Look, Anthopoulos knows that if you put 100 Blue Jays fans in a room (hold your attendance jokes, please) 91 would vote to release Encarnacion never mind lefty-righty balance, two would suggest shipping out Snider, a popular player in social-media circles and a 14th pick overall in 2006 who some place along the way went from can't-miss power prodigy to tragic figure, two would send out Thames and five would yell: "Screw that: Get us a closer."

Anthopoulos said there wasn't really much to choose between Thames and Snider, except that "Thames, on the overall season, has played a little bit better." True, that. Even during brief flashes under Farrell, Snider's power stroke seemed to have been replaced by an opposite-field, one-handed tap, like he was trying to channel some inner Rod Carew. Thames needs to burn those fielding videos that Patterson left him, but he has had a more consistent approach than Snider and his athleticism has made him an intriguing prospect and topic of conversation in the scouts' seats at the Rogers Centre.

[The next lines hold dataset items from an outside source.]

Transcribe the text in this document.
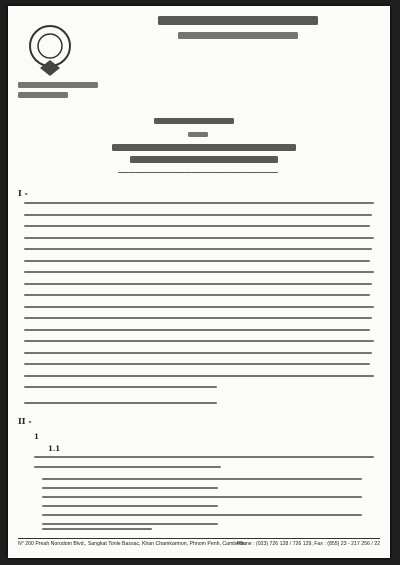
I -
II -
1
1.1
N° 200 Preah Norodom Blvd., Sangkat Tonle Bassac, Khan Chamkarmon, Phnom Penh, Cambodia
Phone : (023) 726 128 / 726 129, Fax : (855) 23 - 217 256 / 22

Some might see in Anthopoulos's interest in Encarnacion overtones of last season's melodrama involving John Buck and J.P. Arencibia. But the guess here is you need to look beyond to an off-season where the Blue Jays must make a player or pitcher acquisition of such significance that multiple prospects will be involved.

This is the beginning of Brett Lawrie's Blue Jays career, and it sure seems as though it is the end of Travis Snider's.